By PAMELA HESS, Associated Press Writer
December 11, 2007
WASHINGTON - The CIA's waterboarding of a top al-Qaida figure
was approved at the top levels of the U.S. government, a former
CIA agent said Tuesday as agency director Gen. Michael Hayden
prepared for questioning by congressional panels about the
destruction of videotapes of terror suspect interrogations.
According to the former agent, waterboarding of Abu Zubaydah
got him to talk in less than 35 seconds. The technique, which
critics say is torture, probably disrupted "dozens" of
planned al-Qaida attacks, said John Kiriakou, a leader of the
team that captured Zubaydah, a major al-Qaida figure.
Kiriakou did not explain how he knew who approved the interrogation
technique but said such approval comes from top officials.
"This isn't something done willy nilly. This isn't something
where an agency officer just wakes up in the morning and decides
he's going to carry out an enhanced technique on a prisoner," he
said Tuesday on NBC's "Today" show. "This was
a policy made at the White House, with concurrence from the
National Security Council and Justice Department."
Each time CIA agents wished to use waterboarding or any other
harsh interrogation technique, they had to present a "well-laid
out, well-thought out reason" to top government officials,
Kiriakou said. In Zubaydah's case, Kiriakou said the waterboarding
had immediate effect.
"The next day, he told his interrogator that Allah had
visited him in his cell during the night and told him to cooperate," Kiriakou
said in an interview first broadcast Monday evening on ABC
News' World News. "From that day on, he answered every
question. The threat information he provided disrupted a number
of attacks, maybe dozens of attacks."
Details of Zubaydah's interrogation came as Hayden prepared
for two days of questioning by the Senate and House intelligence
panels about the CIA's destruction of the videotapes. Both
are closed sessions.
Kiriakou said he did not know the interrogation of Zubaydah
was being recorded by the CIA and did not know the tapes subsequently
were destroyed.
"Like a lot of Americans, I'm involved in this internal,
intellectual battle with myself weighing the idea that waterboarding
may be torture versus the quality of information that we often
get after using the waterboarding technique," Kiriakou,
now retired from the CIA, told ABC News. "And I struggle
with it."
He added: "What happens if we don't waterboard a person
and we don't get that nugget of information and there's an
attack. I would have trouble forgiving myself. ... At the time,
I felt that waterboarding was something that we needed to do."
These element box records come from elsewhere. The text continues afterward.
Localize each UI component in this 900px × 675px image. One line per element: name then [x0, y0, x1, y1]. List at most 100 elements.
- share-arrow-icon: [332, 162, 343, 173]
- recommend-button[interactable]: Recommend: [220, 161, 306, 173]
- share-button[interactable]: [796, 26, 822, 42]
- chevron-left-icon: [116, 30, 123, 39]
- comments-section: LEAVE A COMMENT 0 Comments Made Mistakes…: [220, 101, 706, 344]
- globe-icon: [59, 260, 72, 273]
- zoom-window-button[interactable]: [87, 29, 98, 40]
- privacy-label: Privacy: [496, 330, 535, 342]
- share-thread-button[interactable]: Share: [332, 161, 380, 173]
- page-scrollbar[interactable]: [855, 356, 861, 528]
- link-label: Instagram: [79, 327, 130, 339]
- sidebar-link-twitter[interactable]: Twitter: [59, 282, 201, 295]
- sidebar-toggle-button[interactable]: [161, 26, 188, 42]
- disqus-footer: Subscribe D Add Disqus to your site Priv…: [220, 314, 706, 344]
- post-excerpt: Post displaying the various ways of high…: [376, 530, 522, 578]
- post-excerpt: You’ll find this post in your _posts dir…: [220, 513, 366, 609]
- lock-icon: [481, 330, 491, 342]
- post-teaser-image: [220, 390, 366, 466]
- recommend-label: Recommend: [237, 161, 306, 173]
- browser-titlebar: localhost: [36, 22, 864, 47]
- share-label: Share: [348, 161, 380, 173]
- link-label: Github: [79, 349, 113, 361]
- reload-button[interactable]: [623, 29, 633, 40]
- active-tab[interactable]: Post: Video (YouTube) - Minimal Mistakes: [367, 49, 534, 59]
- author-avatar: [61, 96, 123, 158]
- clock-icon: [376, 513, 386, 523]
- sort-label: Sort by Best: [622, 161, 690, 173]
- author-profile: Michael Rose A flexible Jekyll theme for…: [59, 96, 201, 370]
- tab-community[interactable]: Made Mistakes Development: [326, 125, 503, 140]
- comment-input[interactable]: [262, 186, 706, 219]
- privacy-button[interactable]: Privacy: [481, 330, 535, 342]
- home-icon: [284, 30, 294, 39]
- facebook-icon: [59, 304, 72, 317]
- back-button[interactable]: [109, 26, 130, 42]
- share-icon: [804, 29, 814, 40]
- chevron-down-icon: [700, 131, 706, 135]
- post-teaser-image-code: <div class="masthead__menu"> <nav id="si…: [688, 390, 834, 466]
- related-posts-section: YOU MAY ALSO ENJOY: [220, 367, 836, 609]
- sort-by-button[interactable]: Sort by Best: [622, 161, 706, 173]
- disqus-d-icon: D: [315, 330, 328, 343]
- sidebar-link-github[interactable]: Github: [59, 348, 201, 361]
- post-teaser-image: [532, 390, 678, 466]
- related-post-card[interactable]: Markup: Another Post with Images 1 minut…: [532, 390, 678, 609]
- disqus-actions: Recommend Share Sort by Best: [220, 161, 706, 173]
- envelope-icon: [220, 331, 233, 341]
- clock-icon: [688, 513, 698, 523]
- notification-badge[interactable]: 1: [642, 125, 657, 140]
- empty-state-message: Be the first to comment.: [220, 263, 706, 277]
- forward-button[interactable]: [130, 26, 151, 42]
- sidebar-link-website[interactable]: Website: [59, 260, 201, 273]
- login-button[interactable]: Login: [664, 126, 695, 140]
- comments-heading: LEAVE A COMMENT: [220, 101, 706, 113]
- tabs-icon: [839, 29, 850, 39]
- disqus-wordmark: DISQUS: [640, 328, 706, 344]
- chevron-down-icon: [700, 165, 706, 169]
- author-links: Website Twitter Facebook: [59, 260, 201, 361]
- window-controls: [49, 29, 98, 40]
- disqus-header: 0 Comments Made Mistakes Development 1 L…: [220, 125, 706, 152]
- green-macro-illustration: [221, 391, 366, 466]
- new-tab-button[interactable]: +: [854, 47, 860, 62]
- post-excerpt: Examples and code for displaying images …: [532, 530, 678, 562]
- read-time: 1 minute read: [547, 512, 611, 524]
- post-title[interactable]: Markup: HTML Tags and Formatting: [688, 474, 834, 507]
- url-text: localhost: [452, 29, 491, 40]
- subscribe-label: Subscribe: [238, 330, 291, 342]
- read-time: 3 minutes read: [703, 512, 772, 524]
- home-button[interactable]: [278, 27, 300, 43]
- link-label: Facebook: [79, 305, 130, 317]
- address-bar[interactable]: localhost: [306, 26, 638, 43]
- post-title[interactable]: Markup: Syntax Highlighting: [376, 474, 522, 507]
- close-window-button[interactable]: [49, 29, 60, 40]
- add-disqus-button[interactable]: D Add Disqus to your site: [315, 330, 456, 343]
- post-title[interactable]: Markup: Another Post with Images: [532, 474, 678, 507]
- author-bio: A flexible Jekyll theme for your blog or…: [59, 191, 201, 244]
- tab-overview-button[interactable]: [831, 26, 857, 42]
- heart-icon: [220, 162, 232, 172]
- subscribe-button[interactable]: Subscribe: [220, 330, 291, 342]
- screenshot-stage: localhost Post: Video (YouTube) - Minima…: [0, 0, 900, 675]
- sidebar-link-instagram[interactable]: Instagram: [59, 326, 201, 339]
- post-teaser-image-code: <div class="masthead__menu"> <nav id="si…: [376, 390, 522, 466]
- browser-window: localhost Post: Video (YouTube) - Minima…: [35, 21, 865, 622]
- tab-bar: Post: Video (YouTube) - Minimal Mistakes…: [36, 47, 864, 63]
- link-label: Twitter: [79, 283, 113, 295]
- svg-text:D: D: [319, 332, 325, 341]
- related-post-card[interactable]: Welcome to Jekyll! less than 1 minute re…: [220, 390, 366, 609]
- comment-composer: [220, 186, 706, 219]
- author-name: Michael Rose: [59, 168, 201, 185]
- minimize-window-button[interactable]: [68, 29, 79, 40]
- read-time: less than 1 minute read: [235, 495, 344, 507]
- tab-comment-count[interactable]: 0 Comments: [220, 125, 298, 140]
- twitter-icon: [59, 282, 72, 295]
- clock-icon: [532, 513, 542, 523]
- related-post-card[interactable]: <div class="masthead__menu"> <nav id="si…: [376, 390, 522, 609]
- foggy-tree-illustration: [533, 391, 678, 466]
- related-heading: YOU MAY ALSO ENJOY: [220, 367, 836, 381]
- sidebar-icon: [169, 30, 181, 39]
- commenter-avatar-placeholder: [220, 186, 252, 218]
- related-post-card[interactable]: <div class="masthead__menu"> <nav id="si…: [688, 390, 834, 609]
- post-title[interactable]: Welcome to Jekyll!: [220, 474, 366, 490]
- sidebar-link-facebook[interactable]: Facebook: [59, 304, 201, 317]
Waterboarding is a harsh interrogation technique that involves
strapping down a prisoner, covering his mouth with plastic
or cloth and pouring water over his face. The prisoner quickly
begins to inhale water, causing the sensation of drowning.
Hayden told CIA employees last week that the CIA taped the
interrogations of two alleged terrorists in 2002. He said the
harsh questioning was carried out only after being "reviewed
and approved by the Department of Justice and by other elements
of the Executive Branch." Hayden said Congress was notified
in 2003 both of the tapes' existence and the agency's intent
to destroy them.
The White House refuses to talk about specific types of interrogation
techniques but insists that the United States does not torture.
The CIA destroyed the tapes in November of 2005. Exactly when
Congress was notified and in what detail is in dispute.
Senate Intelligence Committee Chairman Jay Rockefeller, D-W.Va.,
said the CIA claims it told the committee of the tapes' destruction
at a hearing in November 2006. Rockefeller said, however, that
the hearing transcript found no mention of that subject.
The House committee first learned the tapes had been destroyed
in March 2007, according to Committee Chairman Rep. Silvestre
Reyes, D-Texas.
In last week's message, Hayden told CIA employees that "the
leaders of our oversight committees in Congress were informed
of the videos years ago and of the Agency's intention to dispose
of the material. Our oversight committees also have been told
that the videos were, in fact, destroyed."
But Reyes said Monday that Hayden's claim that Congress was
properly notified "does not appear to be true."